Cependant au moment où le jeu commence il y a effectivement eu un meurtre : celui de Bogdanov, citoyen fraîchement naturalisé. Il est mort lors d’un voyage d’affaires à l’étranger, dans des circonstances fumeuses. C’était pourtant un immigré bien intégré, dont personne ne soupçonnait les origines, et qui avait quitté sa Russie natale pour ouvrir une boutique de « choses » : sortes de bibelots de luxe ou de statuettes produisant hologrammes et effets lumineux, totalement inutiles – tout un symbole. Phoenix doit donc enquêter sur cet homme et découvrir s’il était réellement devenu un citoyen modèle, ou bien si son assassinat est lié à son ancienne culture. Pour ce faire, elle ne dispose d’aucune des méthodes de la police scientifique puisque celle-ci a cessé d’exister faute de criminalité. Et de toute façon la scène du crime est à des milliers de kilomètres. Non, tout ce que Phoenix peut faire c’est interroger les collaborateurs et amis de la victime pour tenter de comprendre qui il était. Culpa Innata repose sur un système de dialogues à timing limité assez original, et qui rappelle dans l’esprit ce que prônera Swery65 avec Deadly Premonition : laisser au joueur la liberté de son emploi du temps.

 

Le temps passe, les journées se suivent : le soir Phoenix ne peut plus importuner les gens et doit rentrer chez elle, remettant au lendemain ce qu’elle n’a pas eu le temps de faire. Mais ce n’est pas grave, les objectifs n’ont pas de limite temporelle ou de priorité, ce qui laisse au joueur la possibilité d’organiser son enquête à sa guise. Selon la loi en vigueur, il est interdit de nuire au commerce : Phoenix ne peut poser que quelques questions à chaque employé de magasin ou de bar afin de ne pas le détourner des clients. Il faut bien choisir ce qu’on veut demander et comment aborder le sujet pour obtenir des informations avant de se faire rembarrer. C’est réellement l’un des points forts de Culpa Innata.

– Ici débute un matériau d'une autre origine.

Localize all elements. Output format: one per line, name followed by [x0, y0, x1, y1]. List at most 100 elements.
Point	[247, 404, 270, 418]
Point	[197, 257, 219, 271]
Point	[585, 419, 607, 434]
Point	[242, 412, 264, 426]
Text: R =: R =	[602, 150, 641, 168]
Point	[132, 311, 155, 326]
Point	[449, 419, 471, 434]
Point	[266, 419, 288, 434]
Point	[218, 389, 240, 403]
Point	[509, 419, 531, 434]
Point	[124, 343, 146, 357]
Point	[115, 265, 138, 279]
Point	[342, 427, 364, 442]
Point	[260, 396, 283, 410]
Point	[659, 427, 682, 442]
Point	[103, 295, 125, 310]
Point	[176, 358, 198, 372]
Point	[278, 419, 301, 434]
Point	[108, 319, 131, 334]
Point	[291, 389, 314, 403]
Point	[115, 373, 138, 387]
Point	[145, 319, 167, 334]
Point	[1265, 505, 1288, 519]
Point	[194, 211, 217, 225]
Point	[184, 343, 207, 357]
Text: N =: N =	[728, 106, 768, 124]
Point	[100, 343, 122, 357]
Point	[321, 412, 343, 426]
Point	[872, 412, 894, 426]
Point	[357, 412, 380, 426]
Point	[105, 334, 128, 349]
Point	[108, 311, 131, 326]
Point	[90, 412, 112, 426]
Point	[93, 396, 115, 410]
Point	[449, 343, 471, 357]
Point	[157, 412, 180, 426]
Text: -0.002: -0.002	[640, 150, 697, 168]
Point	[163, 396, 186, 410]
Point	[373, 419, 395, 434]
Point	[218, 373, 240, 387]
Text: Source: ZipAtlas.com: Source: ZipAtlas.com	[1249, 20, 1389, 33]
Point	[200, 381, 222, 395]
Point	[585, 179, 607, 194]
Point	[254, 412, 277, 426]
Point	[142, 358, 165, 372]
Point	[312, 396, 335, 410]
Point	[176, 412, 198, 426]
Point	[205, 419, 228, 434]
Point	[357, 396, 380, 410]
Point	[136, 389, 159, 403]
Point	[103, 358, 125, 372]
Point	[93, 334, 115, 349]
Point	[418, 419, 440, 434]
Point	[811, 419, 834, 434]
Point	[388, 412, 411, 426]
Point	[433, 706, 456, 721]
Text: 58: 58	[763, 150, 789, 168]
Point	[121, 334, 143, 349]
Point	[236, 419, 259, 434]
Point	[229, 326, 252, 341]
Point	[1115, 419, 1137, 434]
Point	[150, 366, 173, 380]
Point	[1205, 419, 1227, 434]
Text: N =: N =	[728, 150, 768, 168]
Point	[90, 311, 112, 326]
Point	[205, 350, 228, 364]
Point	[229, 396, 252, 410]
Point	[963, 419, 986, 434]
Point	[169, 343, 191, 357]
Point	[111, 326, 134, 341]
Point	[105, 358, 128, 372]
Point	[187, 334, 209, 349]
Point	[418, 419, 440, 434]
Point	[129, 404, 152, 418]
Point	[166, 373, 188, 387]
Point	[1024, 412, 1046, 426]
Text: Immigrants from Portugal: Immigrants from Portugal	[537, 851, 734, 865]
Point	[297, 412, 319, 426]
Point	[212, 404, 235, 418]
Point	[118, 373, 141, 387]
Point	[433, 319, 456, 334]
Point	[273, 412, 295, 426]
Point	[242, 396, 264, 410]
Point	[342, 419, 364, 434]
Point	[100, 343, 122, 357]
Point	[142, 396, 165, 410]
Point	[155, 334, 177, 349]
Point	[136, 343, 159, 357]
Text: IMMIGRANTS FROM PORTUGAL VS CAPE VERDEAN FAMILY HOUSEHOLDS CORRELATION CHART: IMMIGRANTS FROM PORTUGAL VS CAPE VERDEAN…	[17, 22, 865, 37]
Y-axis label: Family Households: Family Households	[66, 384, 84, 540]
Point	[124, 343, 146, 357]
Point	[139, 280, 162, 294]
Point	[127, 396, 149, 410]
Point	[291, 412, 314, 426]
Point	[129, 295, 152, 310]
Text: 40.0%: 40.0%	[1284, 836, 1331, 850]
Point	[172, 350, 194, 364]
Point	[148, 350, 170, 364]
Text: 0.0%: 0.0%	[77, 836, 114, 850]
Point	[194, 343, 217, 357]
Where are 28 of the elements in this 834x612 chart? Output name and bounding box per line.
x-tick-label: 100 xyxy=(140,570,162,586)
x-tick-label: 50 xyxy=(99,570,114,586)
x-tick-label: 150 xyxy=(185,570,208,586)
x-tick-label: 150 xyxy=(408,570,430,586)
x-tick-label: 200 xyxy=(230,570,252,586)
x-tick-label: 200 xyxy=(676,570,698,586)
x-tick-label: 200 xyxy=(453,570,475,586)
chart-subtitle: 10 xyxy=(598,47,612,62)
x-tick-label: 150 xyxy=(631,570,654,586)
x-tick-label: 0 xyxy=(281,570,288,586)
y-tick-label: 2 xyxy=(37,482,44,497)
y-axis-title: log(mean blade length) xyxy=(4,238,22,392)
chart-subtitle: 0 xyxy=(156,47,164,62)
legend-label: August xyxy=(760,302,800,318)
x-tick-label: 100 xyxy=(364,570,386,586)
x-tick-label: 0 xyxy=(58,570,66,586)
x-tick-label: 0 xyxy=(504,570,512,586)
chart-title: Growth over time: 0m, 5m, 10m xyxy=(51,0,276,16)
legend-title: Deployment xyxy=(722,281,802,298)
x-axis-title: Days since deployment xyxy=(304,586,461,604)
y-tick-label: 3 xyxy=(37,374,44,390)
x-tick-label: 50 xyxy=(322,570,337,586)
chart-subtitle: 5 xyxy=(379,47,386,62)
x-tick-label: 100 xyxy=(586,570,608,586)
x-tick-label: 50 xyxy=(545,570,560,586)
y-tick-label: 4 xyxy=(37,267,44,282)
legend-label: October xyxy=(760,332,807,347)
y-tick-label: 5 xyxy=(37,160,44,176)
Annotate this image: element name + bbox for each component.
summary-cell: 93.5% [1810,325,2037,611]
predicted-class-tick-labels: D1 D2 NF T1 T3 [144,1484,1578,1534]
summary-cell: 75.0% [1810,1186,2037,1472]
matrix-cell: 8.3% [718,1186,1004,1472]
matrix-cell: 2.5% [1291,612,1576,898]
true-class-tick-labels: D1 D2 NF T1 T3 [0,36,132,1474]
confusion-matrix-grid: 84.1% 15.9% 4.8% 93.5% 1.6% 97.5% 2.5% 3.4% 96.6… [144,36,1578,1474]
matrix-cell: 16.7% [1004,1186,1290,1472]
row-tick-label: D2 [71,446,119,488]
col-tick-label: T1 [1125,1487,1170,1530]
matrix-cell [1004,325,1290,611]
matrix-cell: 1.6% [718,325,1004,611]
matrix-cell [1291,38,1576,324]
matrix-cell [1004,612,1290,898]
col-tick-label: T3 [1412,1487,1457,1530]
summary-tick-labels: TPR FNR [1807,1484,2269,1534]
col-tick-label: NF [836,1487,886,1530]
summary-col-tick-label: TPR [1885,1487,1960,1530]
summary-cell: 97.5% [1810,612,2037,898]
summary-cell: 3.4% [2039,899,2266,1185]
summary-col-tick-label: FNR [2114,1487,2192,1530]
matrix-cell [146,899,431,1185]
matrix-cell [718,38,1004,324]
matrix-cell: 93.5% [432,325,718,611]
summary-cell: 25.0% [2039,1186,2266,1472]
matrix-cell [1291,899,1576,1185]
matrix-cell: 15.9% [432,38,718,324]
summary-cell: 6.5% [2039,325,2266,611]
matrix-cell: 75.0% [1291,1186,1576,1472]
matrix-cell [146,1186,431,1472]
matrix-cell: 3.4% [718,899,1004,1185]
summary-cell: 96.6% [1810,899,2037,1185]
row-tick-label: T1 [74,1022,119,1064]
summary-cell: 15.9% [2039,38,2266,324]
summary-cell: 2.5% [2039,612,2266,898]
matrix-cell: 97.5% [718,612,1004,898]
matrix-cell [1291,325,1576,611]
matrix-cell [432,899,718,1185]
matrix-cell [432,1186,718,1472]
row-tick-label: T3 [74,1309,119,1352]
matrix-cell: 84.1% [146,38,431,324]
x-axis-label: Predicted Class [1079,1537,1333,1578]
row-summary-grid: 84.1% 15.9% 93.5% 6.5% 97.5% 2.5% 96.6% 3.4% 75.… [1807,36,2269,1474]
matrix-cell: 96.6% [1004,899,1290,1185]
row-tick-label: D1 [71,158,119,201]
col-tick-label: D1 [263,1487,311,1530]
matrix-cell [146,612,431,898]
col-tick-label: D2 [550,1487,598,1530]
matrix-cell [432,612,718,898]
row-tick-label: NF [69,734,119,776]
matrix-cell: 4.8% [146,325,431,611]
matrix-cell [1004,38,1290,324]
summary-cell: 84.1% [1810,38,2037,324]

Le jeu ne donne pas d’objectifs liés à la Résistance, c’est au joueur de sortir des rails pour la découvrir

Le soir venu, Phoenix quitte son uniforme, elle peut regarder la télé, rejoindre sa meilleure amie dans un bar ou aller danser. Ou même errer dans les rues la nuit et s’interroger sur la signification de mystérieux messages laissés sur des affiches. L’alternance journée de travail / soirée en civil crée un rythme familier, et permet de percevoir le quotidien de cette semi-dictature : la vie y est tranquille et réconfortante, et pourtant le malaise n’est jamais loin. Phoenix avoue à sa confidente qu’elle ne trouve aucun plaisir dans les relations sexuelles qu’elle entretient pour les convenances. Elle découvre des immigrés qui entretiennent un mariage clandestin, ou des notables hors-la-loi protégés par les autorités… La mort suspecte de l’un d’eux en plein orgasme met Phoenix sur la piste d’un vaste trafic d’appareils de « réalité virtuelle » : ceux qui en ont les moyens fuient en pensée cette société trop stable, quitte à en mourir de plaisir.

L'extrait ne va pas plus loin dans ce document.